- Fact: the only parallelizable spheres are \begin{align*} S^0, S^1, S^3, S^7 \end{align*} corresponding to \({\mathbf{R}}, {\mathbf{C}}, \mathbb{H}, \mathbb{O}\).
\(S^1\) is parallelizable.
Let \(M = S^1\), then the tangent bundle yields a rank 1 vector bundle \begin{align*} {\mathbf{R}}\to TM \to M \end{align*} We can find a nonzero global section: the vector field \begin{align*} s(x, y) := -y\,dx+ x\,dy\quad\in \Gamma( T{\mathbf{R}}^2 ) \end{align*} restricted to \(S^1\):
\(S^2\) is not parallelizable.
Let \(M = S^2\), which is associated to the rank 2 vector bundle \begin{align*}{\mathbf{R}}^2 \to TM \to M\end{align*}
Then \(TM\) is trivial iff there are 2 independent global sections. Since there is a zero section, a second independent section must be everywhere-nonzero - however, this would be a nowhere vanishing vector field on \(S^2\), which by the Hairy Ball theorem does not exist.
Any such a vector field would allow a homotopy between the identity and the antipodal map on \(S^2\).
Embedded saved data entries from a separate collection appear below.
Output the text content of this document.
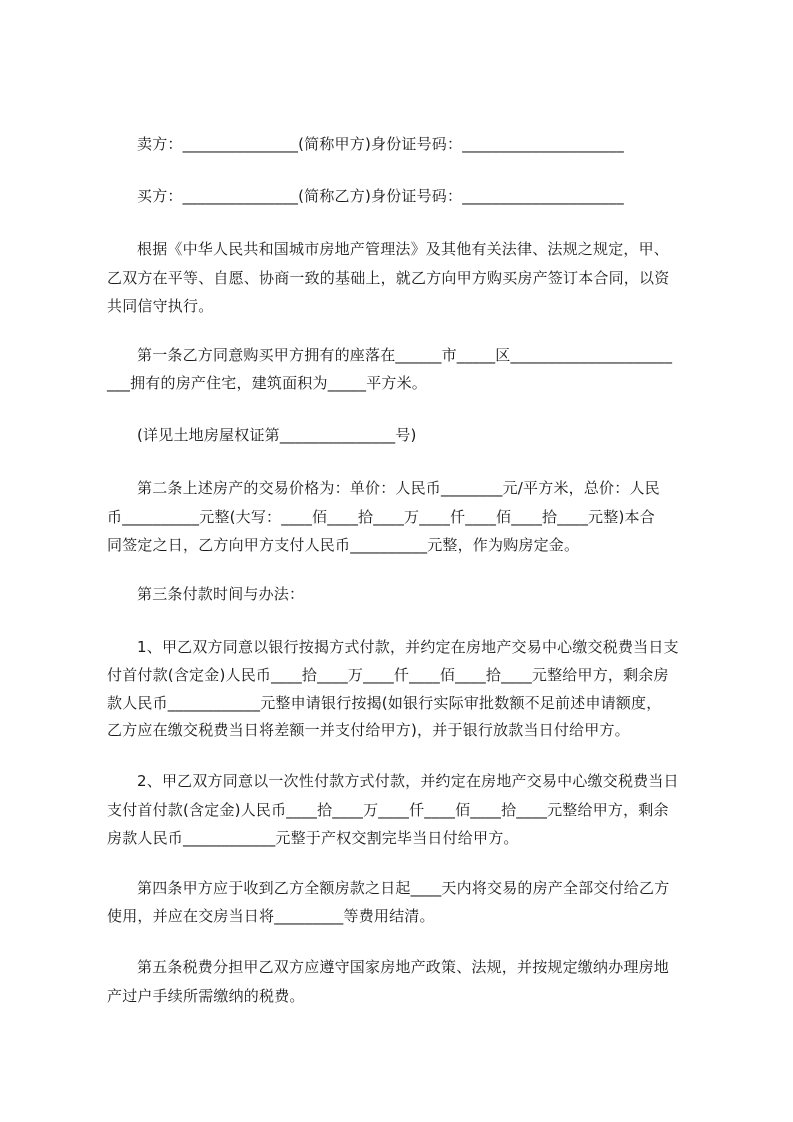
卖方：_______________(简称甲方)身份证号码：_____________________
买方：_______________(简称乙方)身份证号码：_____________________
根据《中华人民共和国城市房地产管理法》及其他有关法律、法规之规定，甲、
乙双方在平等、自愿、协商一致的基础上，就乙方向甲方购买房产签订本合同，以资
共同信守执行。
第一条乙方同意购买甲方拥有的座落在______市_____区_____________________
___拥有的房产住宅，建筑面积为_____平方米。
(详见土地房屋权证第_______________号)
第二条上述房产的交易价格为：单价：人民币________元/平方米，总价：人民
币__________元整(大写：____佰____拾____万____仟____佰____拾____元整)本合
同签定之日，乙方向甲方支付人民币__________元整，作为购房定金。
第三条付款时间与办法：
1、甲乙双方同意以银行按揭方式付款，并约定在房地产交易中心缴交税费当日支
付首付款(含定金)人民币____拾____万____仟____佰____拾____元整给甲方，剩余房
款人民币____________元整申请银行按揭(如银行实际审批数额不足前述申请额度，
乙方应在缴交税费当日将差额一并支付给甲方)，并于银行放款当日付给甲方。
2、甲乙双方同意以一次性付款方式付款，并约定在房地产交易中心缴交税费当日
支付首付款(含定金)人民币____拾____万____仟____佰____拾____元整给甲方，剩余
房款人民币____________元整于产权交割完毕当日付给甲方。
第四条甲方应于收到乙方全额房款之日起____天内将交易的房产全部交付给乙方
使用，并应在交房当日将_________等费用结清。
第五条税费分担甲乙双方应遵守国家房地产政策、法规，并按规定缴纳办理房地
产过户手续所需缴纳的税费。
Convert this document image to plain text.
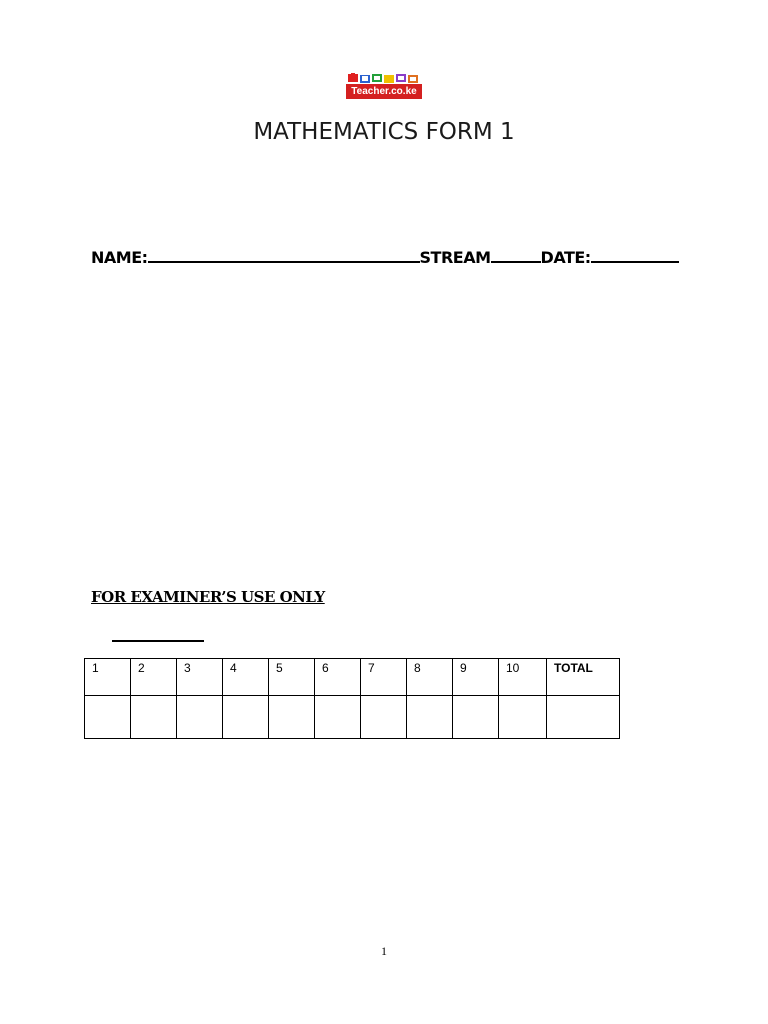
Teacher.co.ke
MATHEMATICS FORM 1
NAME:	STREAM	DATE:
FOR EXAMINER’S USE ONLY
1	2	3	4	5	6	7	8	9	10	TOTAL

1
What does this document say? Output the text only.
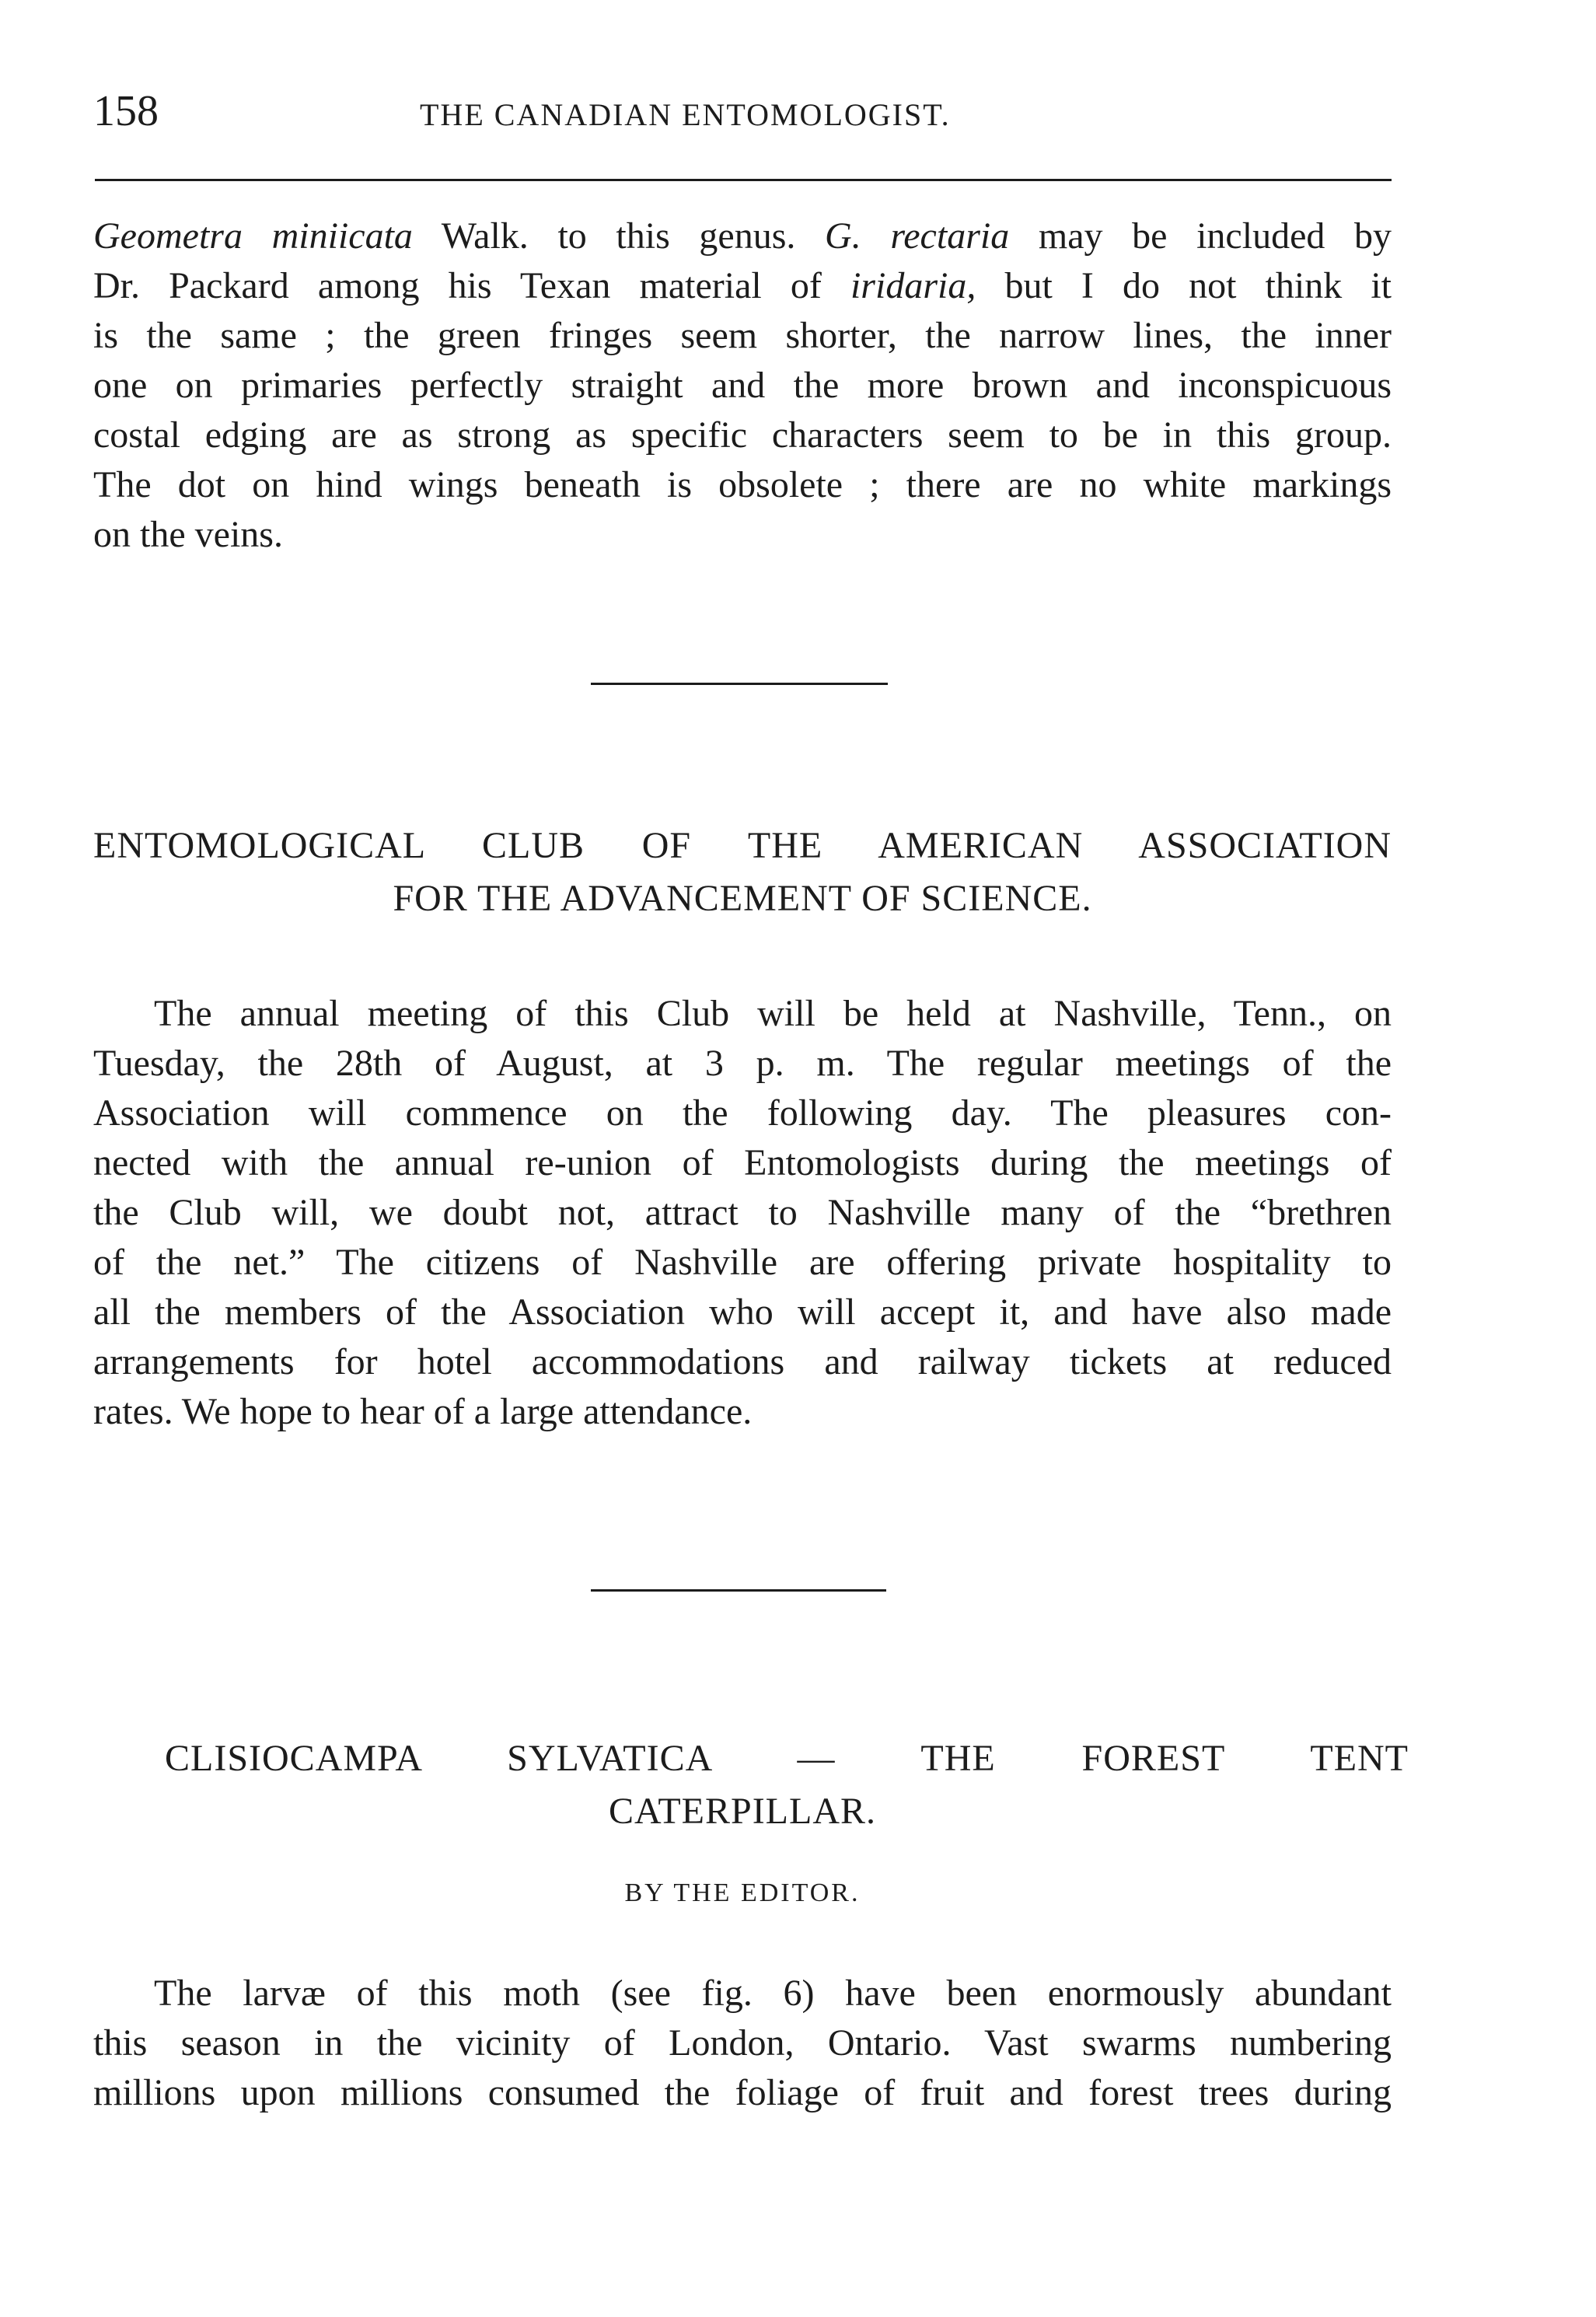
158	THE CANADIAN ENTOMOLOGIST.
Geometra miniicata Walk. to this genus. G. rectaria may be included by
Dr. Packard among his Texan material of iridaria, but I do not think it
is the same ; the green fringes seem shorter, the narrow lines, the inner
one on primaries perfectly straight and the more brown and inconspicuous
costal edging are as strong as specific characters seem to be in this group.
The dot on hind wings beneath is obsolete ; there are no white markings
on the veins.
ENTOMOLOGICAL CLUB OF THE AMERICAN ASSOCIATION
FOR THE ADVANCEMENT OF SCIENCE.
The annual meeting of this Club will be held at Nashville, Tenn., on
Tuesday, the 28th of August, at 3 p. m. The regular meetings of the
Association will commence on the following day. The pleasures con-
nected with the annual re-union of Entomologists during the meetings of
the Club will, we doubt not, attract to Nashville many of the “brethren
of the net.” The citizens of Nashville are offering private hospitality to
all the members of the Association who will accept it, and have also made
arrangements for hotel accommodations and railway tickets at reduced
rates. We hope to hear of a large attendance.
CLISIOCAMPA SYLVATICA — THE FOREST TENT
CATERPILLAR.
BY THE EDITOR.
The larvæ of this moth (see fig. 6) have been enormously abundant
this season in the vicinity of London, Ontario. Vast swarms numbering
millions upon millions consumed the foliage of fruit and forest trees during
But this is a contradiction: the identity map \(\operatorname{id}_{S^n}\) has degree 1 but the degree of the antipodal map \(S^n\to S^n\) has degree \((-1)^{n+1}\), since it is the composition of \(n+1\) reflections, all of which have degree \((-1)\), and the degree is a group morphism \(([S^n, S^n], \circ) \to ({\mathbf{Z}}, \cdot)\).